Thread: assigning enviroment to string

  1. #1
    Registered User
    Join Date
    Apr 2008

    assigning enviroment to string

    hi, i have a problem assignment a enviroment value to a string. heres what i did:

    char* env 
    strcpy(env, getenv(env); //fails
    env = getenv(env); //fails
    doesnt getenv returns a string?

  2. #2
    Officially An Architect brewbuck's Avatar
    Join Date
    Mar 2007
    Portland, OR
    What do you mean by "fails?" The line:

    env = getenv(env);
    while poor form by reusing a variable name, does not really have anything wrong with it, presuming env is a char *.

  3. #3
    Registered User
    Join Date
    Apr 2008
    well, i keep getting segmentation fault

  4. #4
    Join Date
    Oct 2007
    Inside my computer
    How do you propose to copy the string returned by getenv into a non-allocated buffer?
    Learn how to use pointers first.
    Quote Originally Posted by Adak View Post
    io.h certainly IS included in some modern compilers. It is no longer part of the standard for C, but it is nevertheless, included in the very latest Pelles C versions.
    Quote Originally Posted by Salem View Post
    You mean it's included as a crutch to help ancient programmers limp along without them having to relearn too much.

    Outside of your DOS world, your header file is meaningless.

  5. #5
    Cogito Ergo Sum
    Join Date
    Mar 2007
    Sydney, Australia
    malloc first.
    Everytime you segfault, you murder some part of the world

  6. #6
    Kernel hacker
    Join Date
    Jul 2007
    Farncombe, Surrey, England
    This should work:
    char *env;
    env = getenv("path");   // or "PATH"
    This should also work:
    char env[10000]; // Make sure it's plenty big enough. 
    char *p;
    p = getenv("path");
    if (p == NULL) p = "empty";
    strcpy(env, p);
    If "path" (or "PATH" in windows) doesn't exist, it will return NULL, so you need to check for that.

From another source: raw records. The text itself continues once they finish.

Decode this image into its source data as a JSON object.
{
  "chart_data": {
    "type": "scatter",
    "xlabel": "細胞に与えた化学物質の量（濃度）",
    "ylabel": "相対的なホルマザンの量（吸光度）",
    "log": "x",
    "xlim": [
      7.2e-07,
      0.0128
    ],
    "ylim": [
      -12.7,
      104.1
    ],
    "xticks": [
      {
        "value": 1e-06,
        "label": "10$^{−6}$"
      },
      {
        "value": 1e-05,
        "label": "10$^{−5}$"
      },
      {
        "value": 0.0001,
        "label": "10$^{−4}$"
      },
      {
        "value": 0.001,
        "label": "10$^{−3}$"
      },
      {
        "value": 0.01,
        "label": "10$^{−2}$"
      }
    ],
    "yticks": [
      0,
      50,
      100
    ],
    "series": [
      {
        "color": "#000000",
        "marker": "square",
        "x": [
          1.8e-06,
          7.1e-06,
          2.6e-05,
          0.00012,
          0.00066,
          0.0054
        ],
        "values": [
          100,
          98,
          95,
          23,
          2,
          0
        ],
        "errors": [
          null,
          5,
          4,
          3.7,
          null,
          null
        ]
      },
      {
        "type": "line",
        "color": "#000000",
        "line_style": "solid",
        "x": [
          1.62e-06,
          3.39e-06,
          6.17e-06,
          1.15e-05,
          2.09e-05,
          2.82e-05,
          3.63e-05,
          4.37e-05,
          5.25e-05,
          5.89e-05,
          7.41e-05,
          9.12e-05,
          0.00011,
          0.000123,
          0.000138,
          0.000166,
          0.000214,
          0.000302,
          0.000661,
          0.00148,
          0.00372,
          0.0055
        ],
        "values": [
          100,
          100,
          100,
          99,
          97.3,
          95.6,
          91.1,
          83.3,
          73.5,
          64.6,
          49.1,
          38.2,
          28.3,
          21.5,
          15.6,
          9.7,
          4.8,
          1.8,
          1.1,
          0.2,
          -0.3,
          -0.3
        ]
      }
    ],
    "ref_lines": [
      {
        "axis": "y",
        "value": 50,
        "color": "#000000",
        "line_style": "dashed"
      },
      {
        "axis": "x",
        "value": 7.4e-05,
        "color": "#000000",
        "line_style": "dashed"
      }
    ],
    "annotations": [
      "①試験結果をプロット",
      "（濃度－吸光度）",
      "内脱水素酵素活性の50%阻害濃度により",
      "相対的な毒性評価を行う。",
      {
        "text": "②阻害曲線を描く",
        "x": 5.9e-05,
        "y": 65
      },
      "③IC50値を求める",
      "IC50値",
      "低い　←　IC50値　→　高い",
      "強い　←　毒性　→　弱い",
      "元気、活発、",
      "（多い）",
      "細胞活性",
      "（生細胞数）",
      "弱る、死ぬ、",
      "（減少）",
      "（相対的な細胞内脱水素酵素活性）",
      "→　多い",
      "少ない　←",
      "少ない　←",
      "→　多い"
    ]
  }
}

    Note that passing in an uninitialized string will obviously not find anything useful, and can lead to a crash if the string pointer is not a valid memory address (or the content doesn't contain a zero before it reaches "end of memory").


    Compilers can produce warnings - make the compiler programmers happy: Use them!
    Please don't PM me for help - and no, I don't do help over instant messengers.